Быстро повернув коня, он помчался обратно, показывая на небо и что-то крича мне на ходу.
Ударили первые редкие дождевые капли, оставляя на пыльной дороге темные кружочки.
Не успел возница прикрыть хлеб, как туча обрушилась на степь проливным дождем.
Промокнув до нитки, я с трудом добралась до ближайшей бригады колхоза «Путь Ильича», где мне пришлось заночевать.
Народ здесь оказался гостеприимным: после ужина мне приготовили постель… Но спать не хотелось.
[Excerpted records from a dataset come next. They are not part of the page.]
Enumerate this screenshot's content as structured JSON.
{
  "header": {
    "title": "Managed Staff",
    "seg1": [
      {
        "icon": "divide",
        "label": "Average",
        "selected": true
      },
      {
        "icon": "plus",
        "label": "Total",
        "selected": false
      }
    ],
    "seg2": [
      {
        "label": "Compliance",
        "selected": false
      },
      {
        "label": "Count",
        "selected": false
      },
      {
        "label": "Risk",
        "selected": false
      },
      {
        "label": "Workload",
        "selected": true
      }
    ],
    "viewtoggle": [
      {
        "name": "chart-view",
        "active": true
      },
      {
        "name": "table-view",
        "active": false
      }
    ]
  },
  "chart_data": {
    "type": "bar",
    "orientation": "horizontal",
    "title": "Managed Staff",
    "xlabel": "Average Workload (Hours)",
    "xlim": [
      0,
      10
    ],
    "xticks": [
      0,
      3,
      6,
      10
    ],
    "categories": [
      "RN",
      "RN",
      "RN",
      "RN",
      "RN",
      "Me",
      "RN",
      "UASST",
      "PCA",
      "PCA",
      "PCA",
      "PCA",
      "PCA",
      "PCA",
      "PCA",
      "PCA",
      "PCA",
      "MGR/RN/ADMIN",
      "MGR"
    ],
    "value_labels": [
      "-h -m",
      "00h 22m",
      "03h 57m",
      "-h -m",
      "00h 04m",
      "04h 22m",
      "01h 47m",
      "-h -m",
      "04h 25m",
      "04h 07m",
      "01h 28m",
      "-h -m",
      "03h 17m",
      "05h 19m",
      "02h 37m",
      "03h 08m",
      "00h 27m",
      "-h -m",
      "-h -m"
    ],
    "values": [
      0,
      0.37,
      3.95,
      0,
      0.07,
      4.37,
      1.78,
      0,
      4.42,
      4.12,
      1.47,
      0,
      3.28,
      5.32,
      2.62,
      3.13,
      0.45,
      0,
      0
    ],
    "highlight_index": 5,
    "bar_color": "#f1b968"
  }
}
Пристроившись у жарко топившейся времянки, я разговорилась с колхозным плотником Никитой Петровичем. Широкоплечий, краснолицый, с короткой черной с проседью бородой, он производил впечатление еще крепкого старика.
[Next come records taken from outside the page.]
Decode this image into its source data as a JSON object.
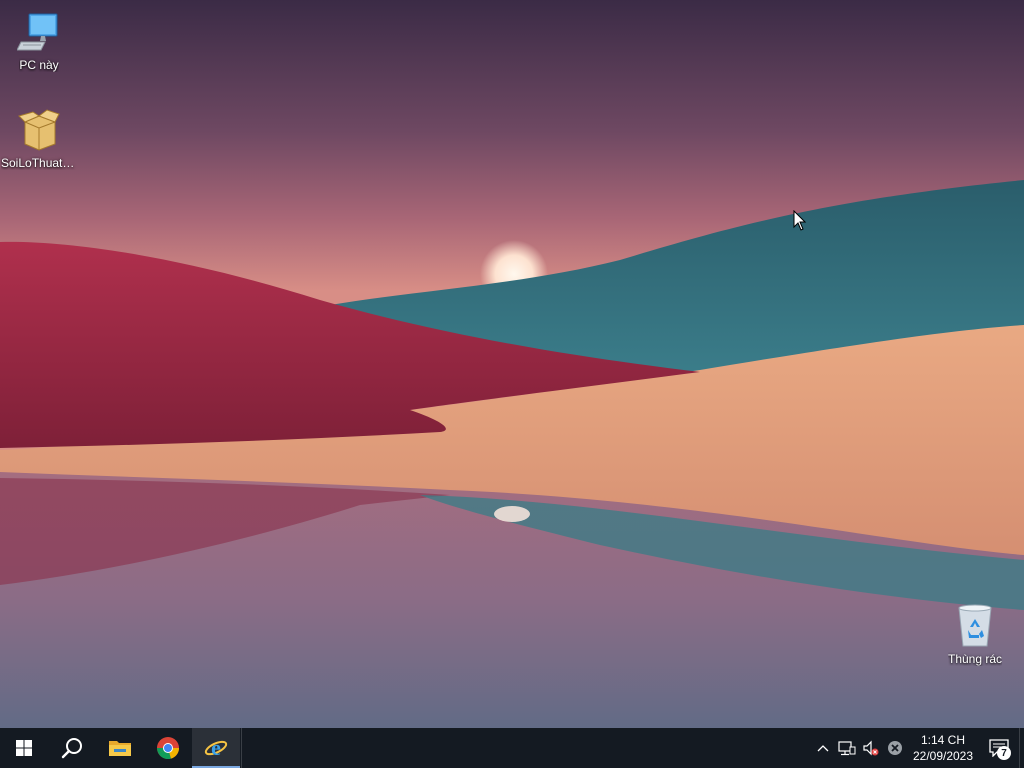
{
  "desktop": {
    "icons": [
      {
        "label": "PC này",
        "icon": "computer-icon"
      },
      {
        "label": "SoiLoThuat_...",
        "icon": "package-icon"
      },
      {
        "label": "Thùng rác",
        "icon": "recycle-bin-icon"
      }
    ],
    "wallpaper": {
      "sky_top": "#3a2a45",
      "hill_red": "#9c2b47",
      "hill_teal": "#2f6a78",
      "field_orange": "#e3a27e"
    }
  },
  "taskbar": {
    "background": "#141a22",
    "buttons": [
      {
        "name": "start",
        "icon": "windows-logo-icon"
      },
      {
        "name": "search",
        "icon": "search-icon"
      },
      {
        "name": "file-explorer",
        "icon": "folder-icon"
      },
      {
        "name": "chrome",
        "icon": "chrome-icon"
      },
      {
        "name": "internet-explorer",
        "icon": "internet-explorer-icon",
        "active": true
      }
    ],
    "tray": {
      "icons": [
        "chevron-up-icon",
        "network-icon",
        "volume-muted-icon",
        "error-icon"
      ],
      "time": "1:14 CH",
      "date": "22/09/2023",
      "notification_count": "7"
    }
  }
}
То и дело открывалась дверь, и со двора входили гурьбой парни и девушки. Дождь изрядно промочил их. Они вежливо здоровались и, весело перебрасываясь шутками, снимали платки, кепки, тужурки, развешивали и пристраивали их на шестах, прибитых специально для этой цели над времянкой. Попахивало дымком и кислой шерстью.
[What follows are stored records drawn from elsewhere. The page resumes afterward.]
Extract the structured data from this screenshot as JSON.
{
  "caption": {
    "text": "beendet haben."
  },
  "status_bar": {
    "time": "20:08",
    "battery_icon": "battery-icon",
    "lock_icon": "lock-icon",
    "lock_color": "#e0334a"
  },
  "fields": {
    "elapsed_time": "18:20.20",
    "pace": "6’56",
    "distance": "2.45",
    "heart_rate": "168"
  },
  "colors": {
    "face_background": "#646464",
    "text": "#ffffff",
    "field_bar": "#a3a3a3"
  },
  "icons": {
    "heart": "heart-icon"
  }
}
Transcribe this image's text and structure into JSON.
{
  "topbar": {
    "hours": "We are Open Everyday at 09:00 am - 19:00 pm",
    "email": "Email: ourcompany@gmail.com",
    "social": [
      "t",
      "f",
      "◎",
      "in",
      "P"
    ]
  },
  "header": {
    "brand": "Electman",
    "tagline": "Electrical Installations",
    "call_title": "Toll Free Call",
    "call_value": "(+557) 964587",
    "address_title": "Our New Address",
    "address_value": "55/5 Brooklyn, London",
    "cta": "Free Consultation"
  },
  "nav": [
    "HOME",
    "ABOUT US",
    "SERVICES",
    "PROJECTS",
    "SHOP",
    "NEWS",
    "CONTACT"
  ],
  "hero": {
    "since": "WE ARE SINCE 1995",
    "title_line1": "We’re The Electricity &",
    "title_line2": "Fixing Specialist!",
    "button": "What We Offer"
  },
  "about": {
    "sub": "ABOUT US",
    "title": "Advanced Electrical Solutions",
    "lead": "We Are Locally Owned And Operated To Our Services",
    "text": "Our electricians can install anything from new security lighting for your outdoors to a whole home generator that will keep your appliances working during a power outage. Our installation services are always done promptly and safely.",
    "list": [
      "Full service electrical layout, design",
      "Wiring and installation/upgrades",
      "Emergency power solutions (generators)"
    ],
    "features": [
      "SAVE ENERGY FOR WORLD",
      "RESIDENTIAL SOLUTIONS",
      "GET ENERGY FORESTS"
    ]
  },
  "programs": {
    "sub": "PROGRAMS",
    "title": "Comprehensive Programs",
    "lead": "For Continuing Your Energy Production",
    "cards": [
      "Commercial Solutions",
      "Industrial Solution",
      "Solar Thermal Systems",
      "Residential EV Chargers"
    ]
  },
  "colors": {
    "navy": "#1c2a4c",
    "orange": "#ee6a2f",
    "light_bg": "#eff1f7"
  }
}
Чернобровый и румяный парень с тремя спортивными значками на борту пиджака подошел к нам и спросил:
— Что нового пишут в газетах?
Но тут же из его слов выяснилось, что он хорошо осведомлен о последних событиях и вопрос задал больше для разговору.
Вернулся с поля белобрысый паренек, повстречавшийся на дороге и чуть не сбивший меня с ног. Держался он подчеркнуто солидно, не участвуя в общих разговорах и шутках. Он сел к столу, придвинул поближе лампу и долго что-то записывал и подсчитывал, смешно, по-ребячьи шевеля губами и хмуря светлые брови. Вообще в нем было много мальчишеского. Это впечатление дополняли ямочки на щеках, не потерявших еще детской округлости. Только серые строгие глаза смотрели не по-юношески сурово.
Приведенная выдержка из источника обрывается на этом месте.